Colin Powell (1 vote): Jim Cooper actually voted for the former Secretary of State to have the miserable job of herding the disobedient cats of the House of Representatives. I’m guessing Powell would have resigned in disgust roughly 45 seconds into the job.

John Dingell (1 vote): The dean of the House, having served since 1955, Dingell is a staunch defender of organized labor. He’s also hilarious, having used the House floor to read a poem making fun of Fox News.

John Lewis (1 vote): The Civil Rights legend who delivered one of the best speeches of the DNC received a vote from a Blue Dog Democrat from Lewis’s native Georgia.
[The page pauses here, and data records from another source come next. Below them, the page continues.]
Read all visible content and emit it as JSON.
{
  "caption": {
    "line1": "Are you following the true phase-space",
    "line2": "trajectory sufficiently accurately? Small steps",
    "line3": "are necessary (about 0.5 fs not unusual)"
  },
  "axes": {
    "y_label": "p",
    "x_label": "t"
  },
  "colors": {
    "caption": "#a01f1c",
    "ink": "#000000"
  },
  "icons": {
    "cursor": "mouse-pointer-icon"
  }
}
Jim Jordan (1 vote): Ohio Republican Jim Jordan got the protest vote of Tim Huselkamp. Jordan is a true budget hawk Republican…if you define budget hawk as fighting with the Pentagon to force them to buy weapons they explicitly didn’t want because his key donors build those weapons in his district.

David Walker (1 vote): Another non-member candidate. David Walker served as Comptroller General and makes his career as an advocate for bi-partisan cooperation on fiscal matters, running a group called ComebackAmerica

Justin Amash (1 vote): The 32-year-old Amash is the latter day Ron Paul. These guys possess the most objectionable combination of policy stances: radically libertarian economic views and draconian conservative social views on abortion and gay marriage. Hurray!

Raul Labrador (1 vote): The official roll call announced one vote for Labrador, though other reports claim he was just a “present” vote. Idaho Republican is actually relatively centrist. He supports increased education spending and doesn’t generally play games with the federal budget, having voted to avoid the fiscal cliff. He also wants to militarize the Mexican border — even though his state borders the utterly porous Canadian border — so he’s not too centrist.